Take a Tour: visitmeteora.travel/top-rated-meteora-tours

Take a Sunset Tours: visitmeteora.travel/tour/meteora-sunset-tour

THE MONASTERIES

Holy Monastery of Great Meteoron (Built around 1340): The Great Meteoron, also known as the Holy Monastery of the Metamorfossis (Transfiguration of Christ), is a male monastery and is the oldest and largest of all the monasteries of Meteora. It is built on the greatest rock of the complex, the Platys Lithos or Playtlithos.

Holy Monastery of Varlaam (Built around 1350): The Varlaam Monastery is named after the first monk who built the first church on the rock. This was in 1350 and Varlaan built three churches, a room for himself and a water tank.

Holy Monastery of Rousanou (Built in 1545): The Rousanou Monastery was built by Maximos and Ioasaph of Ioannina, it is unclear who the actual monastery is named after, but it is dedicated to St. Barbara. Like other monasteries at Meteora the Roussanou monastery was looted during the Second World War.

Holy Monastery of St. Nicholas Anapafsas (Built in1527): Like Rousanou, nobody is quite sure who the monastery is named after but it is most famous for its frescoes by the famous Cretan artist Theophanes Strelitzas.

Holy Monastery of St.
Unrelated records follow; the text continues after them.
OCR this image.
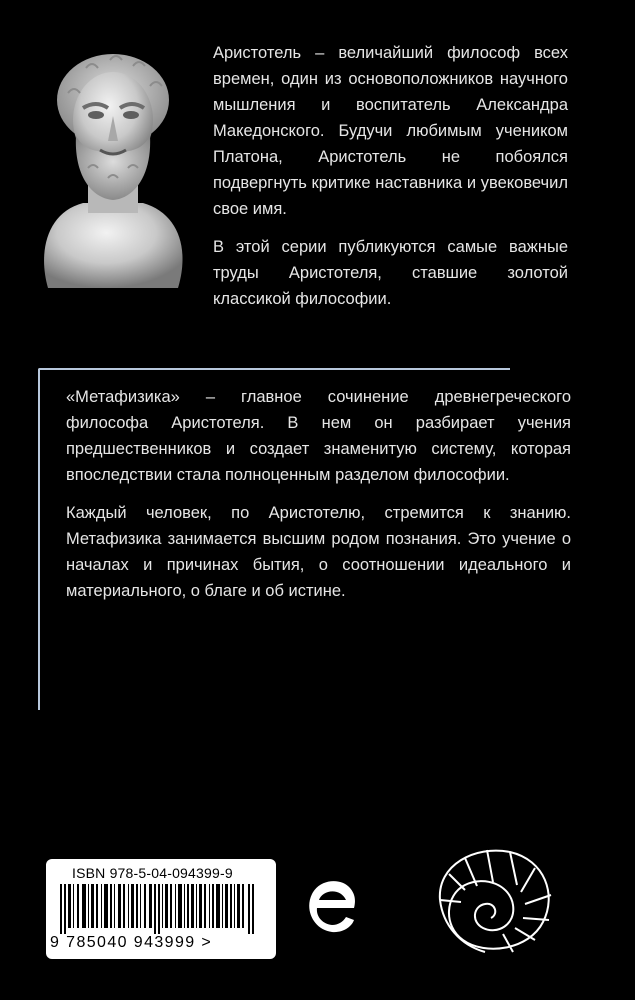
Аристотель – величайший философ всех времен, один из основоположников научного мышления и воспитатель Александра Македонского. Будучи любимым учеником Платона, Аристотель не побоялся подвергнуть критике наставника и увековечил свое имя.

В этой серии публикуются самые важные труды Аристотеля, ставшие золотой классикой философии.

«Метафизика» – главное сочинение древнегреческого философа Аристотеля. В нем он разбирает учения предшественников и создает знаменитую систему, которая впоследствии стала полноценным разделом философии.

Каждый человек, по Аристотелю, стремится к знанию. Метафизика занимается высшим родом познания. Это учение о началах и причинах бытия, о соотношении идеального и материального, о благе и об истине.

ISBN 978-5-04-094399-9
9 785040 943999 >
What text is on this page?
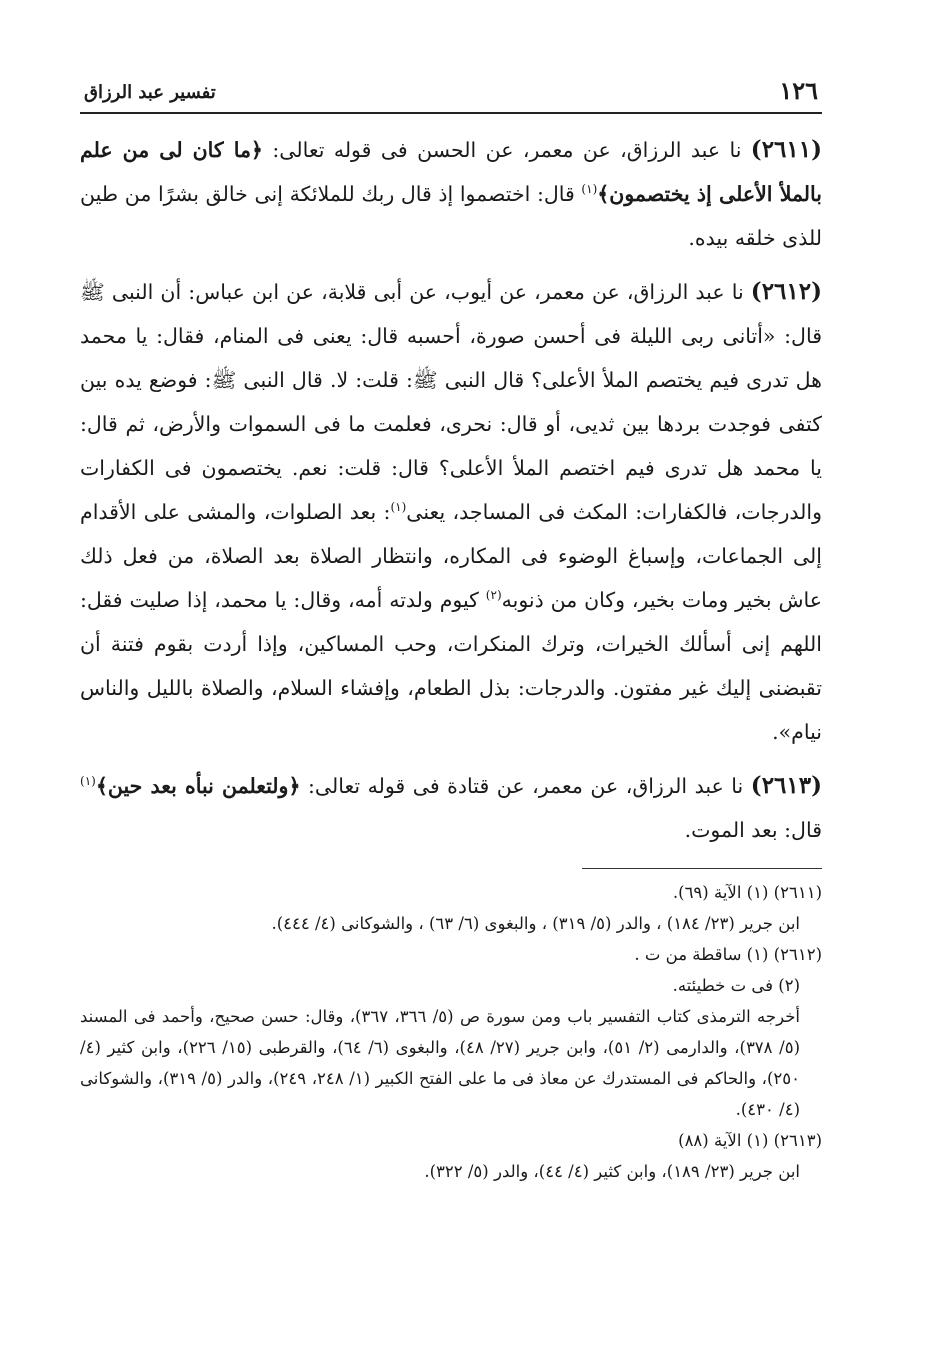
١٢٦
تفسير عبد الرزاق

(٢٦١١) نا عبد الرزاق، عن معمر، عن الحسن فى قوله تعالى: ﴿ما كان لى من علم بالملأ الأعلى إذ يختصمون﴾$^{(١)}$ قال: اختصموا إذ قال ربك للملائكة إنى خالق بشرًا من طين للذى خلقه بيده.

(٢٦١٢) نا عبد الرزاق، عن معمر، عن أيوب، عن أبى قلابة، عن ابن عباس: أن النبى ﷺ قال: «أتانى ربى الليلة فى أحسن صورة، أحسبه قال: يعنى فى المنام، فقال: يا محمد هل تدرى فيم يختصم الملأ الأعلى؟ قال النبى ﷺ: قلت: لا. قال النبى ﷺ: فوضع يده بين كتفى فوجدت بردها بين ثديى، أو قال: نحرى، فعلمت ما فى السموات والأرض، ثم قال: يا محمد هل تدرى فيم اختصم الملأ الأعلى؟ قال: قلت: نعم. يختصمون فى الكفارات والدرجات، فالكفارات: المكث فى المساجد، يعنى$^{(١)}$: بعد الصلوات، والمشى على الأقدام إلى الجماعات، وإسباغ الوضوء فى المكاره، وانتظار الصلاة بعد الصلاة، من فعل ذلك عاش بخير ومات بخير، وكان من ذنوبه$^{(٢)}$ كيوم ولدته أمه، وقال: يا محمد، إذا صليت فقل: اللهم إنى أسألك الخيرات، وترك المنكرات، وحب المساكين، وإذا أردت بقوم فتنة أن تقبضنى إليك غير مفتون. والدرجات: بذل الطعام، وإفشاء السلام، والصلاة بالليل والناس نيام».

(٢٦١٣) نا عبد الرزاق، عن معمر، عن قتادة فى قوله تعالى: ﴿ولتعلمن نبأه بعد حين﴾$^{(١)}$ قال: بعد الموت.

(٢٦١١) (١) الآية (٦٩).

ابن جرير (٢٣/ ١٨٤) ، والدر (٥/ ٣١٩) ، والبغوى (٦/ ٦٣) ، والشوكانى (٤/ ٤٤٤).

(٢٦١٢) (١) ساقطة من ت .

(٢) فى ت خطيئته.

أخرجه الترمذى كتاب التفسير باب ومن سورة ص (٥/ ٣٦٦، ٣٦٧)، وقال: حسن صحيح، وأحمد فى المسند (٥/ ٣٧٨)، والدارمى (٢/ ٥١)، وابن جرير (٢٧/ ٤٨)، والبغوى (٦/ ٦٤)، والقرطبى (١٥/ ٢٢٦)، وابن كثير (٤/ ٢٥٠)، والحاكم فى المستدرك عن معاذ فى ما على الفتح الكبير (١/ ٢٤٨، ٢٤٩)، والدر (٥/ ٣١٩)، والشوكانى (٤/ ٤٣٠).

(٢٦١٣) (١) الآية (٨٨)

ابن جرير (٢٣/ ١٨٩)، وابن كثير (٤/ ٤٤)، والدر (٥/ ٣٢٢).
Stephen (Built in 1400): The 14th century St. Stephen monastery is the closest monastery in Meteora to the main town of Kalabaka, and so the easiest to visit. St. Stephen monastery was founded by St. Antoninus Cantacuzene, who is thought to be a son of the Serb ruler Nicephorus II of Epirus.

Holy Monastery of Holy Trinity (Built in 1362): Out of all the monasteries of Meteora Holy Trinity has the most dramatic location, the rock face is a sheer drop and the rock itself is a lot more slender. The monastery was built in 1458 and had many treasures, but most of these were looted by the Germans during the Second World War,

Fun Fact: You may recognize the monastery of the Holy Trinity from the James Bond movie, “For Your Eyes Only“, which helped mark the monasteries as one of the most recognizable landmarks in Greece.